There’s a lot of bread in scripture. A lot of provision in scripture. A lot of promise in scripture.

But this flakey stuff the Israelites find all over the ground?

It doesn’t look like bread.

It doesn’t look like what was promised.

I was thinking about all of this on a grumpy day a few weeks ago. It was one of those days I didn’t particularly feel like being a mom.

Are you kidding me, Moses?

I didn’t feel like reheating my tea in the microwave again, eating my lukewarm egg on cold toast, choosing between leaving the bathroom door unlatched to let you come toddling in or closing the door and listening to you knock, knock, knock, Momma, Momma, Momma

This ain’t no bread.

I didn’t feel like the incessant chatter requiring my constant response that is conversation with young children—in the car, at the dinner table, whispered in bed at 5 am.

What the heck?

I didn’t feel like giving up my quiet time in the afternoon to a crying toddler, didn’t feel like playing playdough or getting bundled up to go outside or coloring in coloring books, didn’t feel like letting you “help” make the cookies.

This is not the bread that was promised.

Yes, that’s what I was thinking. This is not the bread that was promised.

And what I meant was: This is not fun.

This is not what I want provision to look like.

This is not the bread I want to eat in this season.

I want to go and bake my own bread, thank you very much. I want cinnamon rolls and French toast and bagels and a sub from a central Pennsylvania pizza place.

So there. Honesty for you.

Sometimes, this is not the bread I want to eat, and so I am not very grateful.

Sometimes it feels like all I’m doing is scraping the flakey stuff off the grass every morning and pretending it’s nourishment.

I figure that’s okay. I’m in good company.
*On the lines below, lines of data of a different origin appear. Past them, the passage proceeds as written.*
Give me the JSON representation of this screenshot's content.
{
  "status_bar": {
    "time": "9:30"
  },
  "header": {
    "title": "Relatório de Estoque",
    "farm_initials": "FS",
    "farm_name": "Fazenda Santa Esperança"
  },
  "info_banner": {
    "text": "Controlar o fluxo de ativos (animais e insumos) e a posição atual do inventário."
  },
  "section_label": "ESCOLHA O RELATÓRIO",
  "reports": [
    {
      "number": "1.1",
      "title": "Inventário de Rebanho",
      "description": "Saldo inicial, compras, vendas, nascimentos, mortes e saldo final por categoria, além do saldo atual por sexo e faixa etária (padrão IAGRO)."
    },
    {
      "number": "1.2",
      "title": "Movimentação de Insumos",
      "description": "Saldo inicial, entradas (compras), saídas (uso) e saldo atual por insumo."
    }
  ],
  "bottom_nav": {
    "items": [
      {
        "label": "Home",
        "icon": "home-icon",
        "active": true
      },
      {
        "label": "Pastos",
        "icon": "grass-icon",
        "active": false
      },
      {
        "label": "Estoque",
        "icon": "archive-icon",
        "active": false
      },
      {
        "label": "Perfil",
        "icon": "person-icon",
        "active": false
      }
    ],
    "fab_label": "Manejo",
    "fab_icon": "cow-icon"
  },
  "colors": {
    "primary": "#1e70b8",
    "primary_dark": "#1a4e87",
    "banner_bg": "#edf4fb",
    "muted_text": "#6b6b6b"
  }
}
Forty years later, it was still nourishing the Israelites, this not-what-I-thought-was-bread stuff, this are-you-kidding-with-me stuff.

Because, of course, it was the Israelites who had it wrong. They didn’t recognize it, but it was exactly what was promised.

It was bread.

It was provision.

It was hope.

It got them through the desert.

But I can guarantee you one thing—they sure were tired of it by the end.